Noch brutaler agierte Carl B. im Juli 2023 auf dem Norma-Parkplatz: Nachdem er angedeutet habe, „jemandem in die Eier zu treten“, sei ihm dieser an den Hals gegangen. „Ich habe ihn dann weggeschubst“, sagte der Angeklagte. „Wie?“, fragte die Richterin nach. „Mit der Faust ins Gesicht“, erklärte Carl B., er habe dann noch mehrfach auf den Liegenden eingetreten, auch gegen den Kopf. „Sie wissen, dass so etwas tödlich ausgehen kann?“, fragte die Richterin nach. Er habe sich nur gewehrt, nicht mal mit voller Wucht, antwortete Carl B.: „Wenn ich auf seinem Kopf rumgesprungen wäre, dann wäre er tot.“
Die Richterin bat den ebenfalls sichtlich irritierten Verteidiger, seinem Mandanten den Ernst der Lage zu erklären. Die Mahnungen verhallten wirkungslos. Carl B. blieb bei seiner Linie: Ein Nachbar, dem er heißes Öl über die Beine gegossen hatte, habe „darum gebettelt“. Eine Morddrohung auf seinem Instagram Account habe er nicht verfasst.

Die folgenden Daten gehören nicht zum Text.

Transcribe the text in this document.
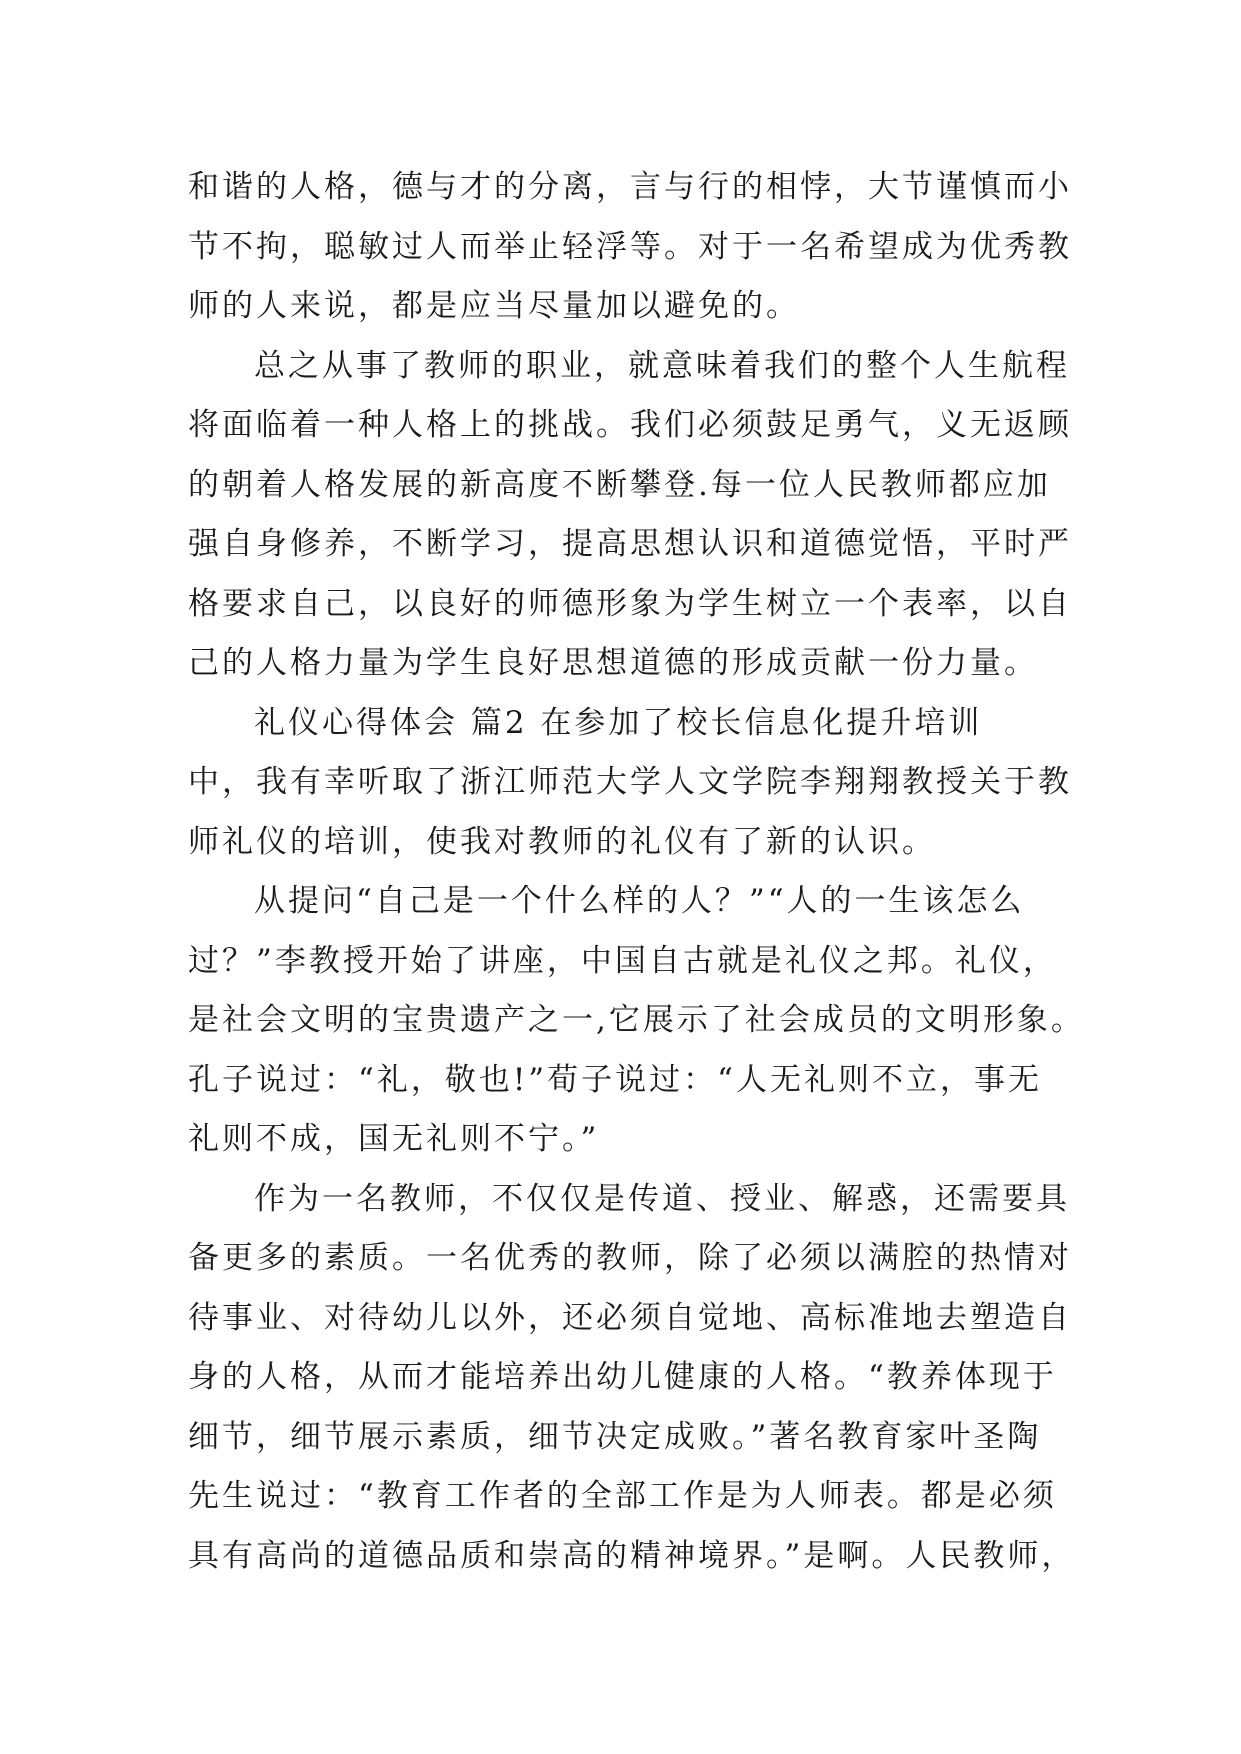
和谐的人格，德与才的分离，言与行的相悖，大节谨慎而小
节不拘，聪敏过人而举止轻浮等。对于一名希望成为优秀教
师的人来说，都是应当尽量加以避免的。
总之从事了教师的职业，就意味着我们的整个人生航程
将面临着一种人格上的挑战。我们必须鼓足勇气，义无返顾
的朝着人格发展的新高度不断攀登.每一位人民教师都应加
强自身修养，不断学习，提高思想认识和道德觉悟，平时严
格要求自己，以良好的师德形象为学生树立一个表率，以自
己的人格力量为学生良好思想道德的形成贡献一份力量。
礼仪心得体会 篇2 在参加了校长信息化提升培训
中，我有幸听取了浙江师范大学人文学院李翔翔教授关于教
师礼仪的培训，使我对教师的礼仪有了新的认识。
从提问“自己是一个什么样的人？”“人的一生该怎么
过？”李教授开始了讲座，中国自古就是礼仪之邦。礼仪，
是社会文明的宝贵遗产之一,它展示了社会成员的文明形象。
孔子说过：“礼，敬也!”荀子说过：“人无礼则不立，事无
礼则不成，国无礼则不宁。”
作为一名教师，不仅仅是传道、授业、解惑，还需要具
备更多的素质。一名优秀的教师，除了必须以满腔的热情对
待事业、对待幼儿以外，还必须自觉地、高标准地去塑造自
身的人格，从而才能培养出幼儿健康的人格。“教养体现于
细节，细节展示素质，细节决定成败。”著名教育家叶圣陶
先生说过：“教育工作者的全部工作是为人师表。都是必须
具有高尚的道德品质和崇高的精神境界。”是啊。人民教师，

Nur im Fall eines gestohlenen Mountainbikes zeigte sich Carl B. geständig. „Das geklaute Fahrrad brauche ich, um in Eutin von A nach B zu kommen“, sagte er. Diese Freiheit wurde nun eingeschränkt: Das Schöffengericht verurteilte Carl B. zu einem Jahr und sechs Monaten Jugendstrafe.